The Detroit Grand Prix has made its return this weekend for the first time since 2008, when the sagging automobile industry couldn't support the expensive event.
"It wouldn't be back if not for the support of Chevrolet," Detroit Grand Prix chairman Bud Denker said Saturday. "I think this race tells the world that the lights are back on in Detroit, we've seen a big resurgence in business and we're out celebrating."
Roger Penske's Michigan-based company invested $7 million in Belle Isle, where the race is held, for the races in 2007 and 2008 to spruce up a place that needed a lot of care. The Belle Isle Conservancy, a nonprofit organization, raised about $280,000 at a charity event Friday night in the hopes of sustaining an overlooked gem on the Detroit River.
"You could see and sense the excitement at the event," Denker said. "I think everyone sees Detroit is on the right path again."
After some spectators had to walk on muddy paths Friday, eight trucks full of mulch were delivered and spread by some of the 1,150 volunteers and three more truckloads of wood chips were expected to be dropped off on Saturday at a total cost of more than $30,000.
OVERCOMING OBSTACLES: Racing with diabetes hasn't slowed down Charlie Kimball.
The second-year IndyCar driver for Chip Ganassi Racing has three top-10 finishes this year in five races after being among the top 10 just twice in 17 starts last year. He was eighth at the Indianapolis 500, matching a career-best finish in a second straight event.
Kimball, who is from Camarillo, Calif., was first diagnosed with Type 1 diabetes in 2007.
"With the right tools and discipline, mentality and perspective, there's very little that you can't do in life," he said. "That transcends to diabetes.
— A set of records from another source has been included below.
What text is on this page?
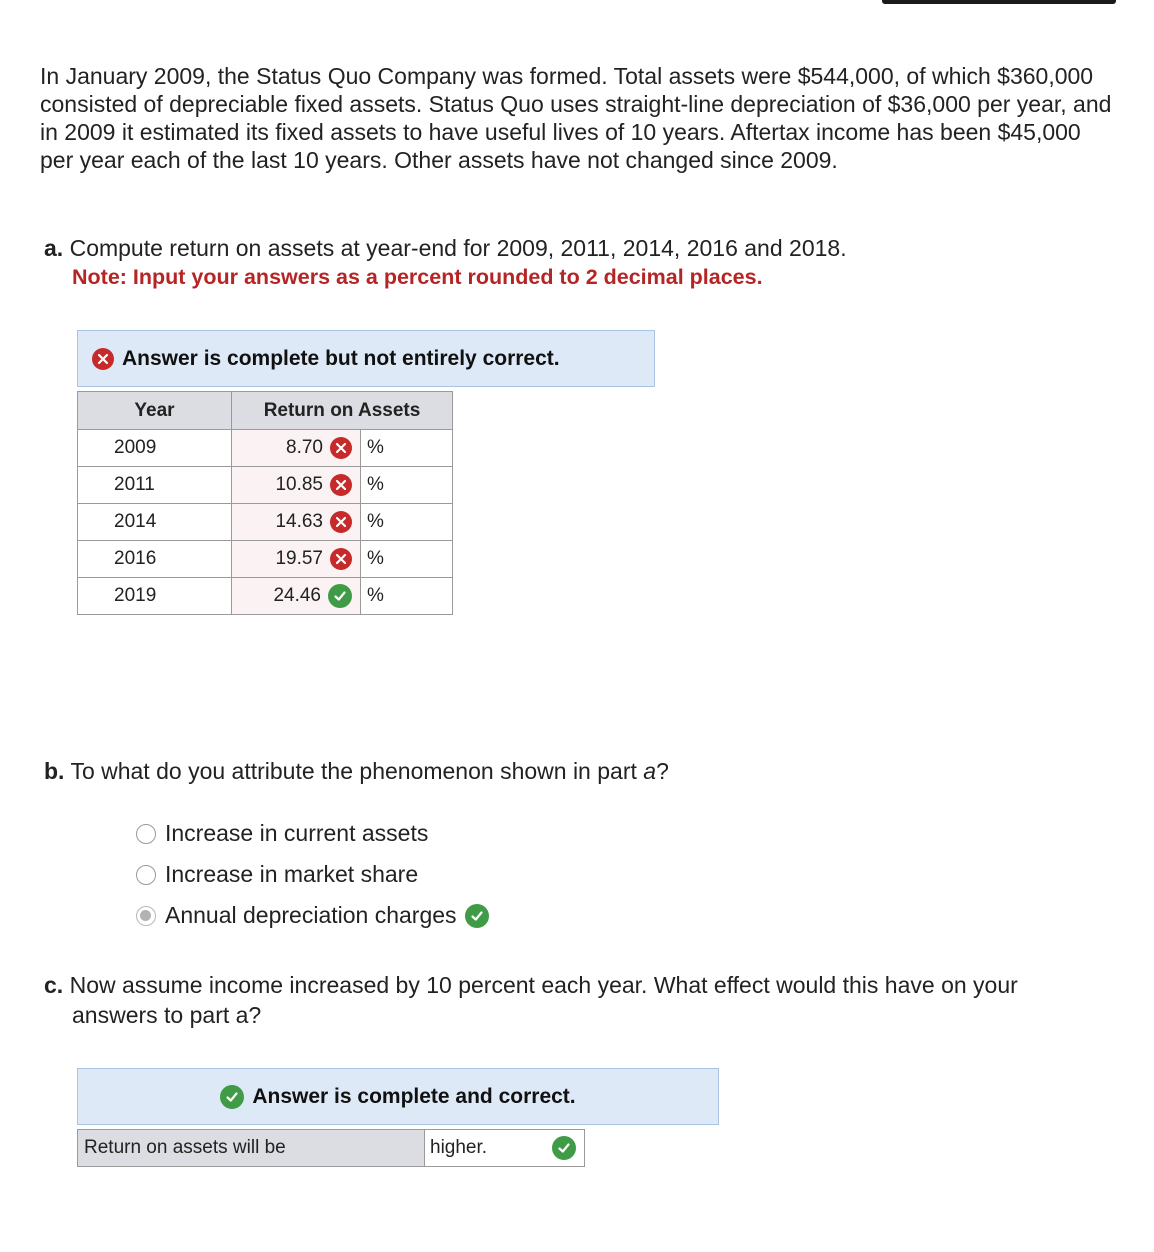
In January 2009, the Status Quo Company was formed. Total assets were $544,000, of which $360,000 consisted of depreciable fixed assets. Status Quo uses straight-line depreciation of $36,000 per year, and in 2009 it estimated its fixed assets to have useful lives of 10 years. Aftertax income has been $45,000 per year each of the last 10 years. Other assets have not changed since 2009.

a. Compute return on assets at year-end for 2009, 2011, 2014, 2016 and 2018.
Note: Input your answers as a percent rounded to 2 decimal places.
Answer is complete but not entirely correct.
Year	Return on Assets	
2009	8.70	%
2011	10.85	%
2014	14.63	%
2016	19.57	%
2019	24.46	%
b. To what do you attribute the phenomenon shown in part a?
Increase in current assets
Increase in market share
Annual depreciation charges
c. Now assume income increased by 10 percent each year. What effect would this have on your
answers to part a?
Answer is complete and correct.
Return on assets will be	higher.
That transcends medical problems. That's larger than just racing or sports, or anything."
Kimball said that's the message he carries each time he meets fellow diabetics.
"The diabetes community has been a fantastic support system for me," he said. "They have been so good at getting my message out there. It's so encouraging that that whole community believes in what I'm doing.
NOT SLIPPERY WHEN WET: Firestone's new rain tires made their debut Friday morning during practice in wet conditions.
"I'm personally a little excited to see the rain," Firestone project engineer Cara Adams said with a grin.
The rain tires, which replace the ones that have been used since 1996, weren't needed on a dry and cool day Saturday, but might be back on the track for Sunday's race because a possibility of rain is in the forecast.
Adams said the tires' tread grooves are about a millimeter less and the diameter is a tenth of an inch larger than the previous version. Also, teams can now quickly and easily see how much tread is left on tires with their own eyes instead of having to take time to measure it.
Team owner and former driver Mario Andretti had a positive initial impression.
"It's probably the best rain tire we've seen in terms of grip and stability," Andretti said.
SPARK PLUGS: The first six drivers – Scott Dixon, Will Power, Alex Tagliani, Simon Pagenaud, EJ Viso and Ryan Hunter-Reay – in Sunday's race represent six teams, six countries and are evenly split between Honda- and Chevrolet-powered cars. ... James Hinchcliffe qualified 14th in the 25-car field. He was the only driver in IndyCar to make it to the Fast Six round of qualifying in the first five races this year. Hinchcliffe is the only IndyCar driver to complete every lap this season, finishing sixth or better in each race. ... Gustavo Yacaman took the lead on lap 26 and held on to win the Indy Lights race Saturday on Belle Isle for his first win this year and the second of his career.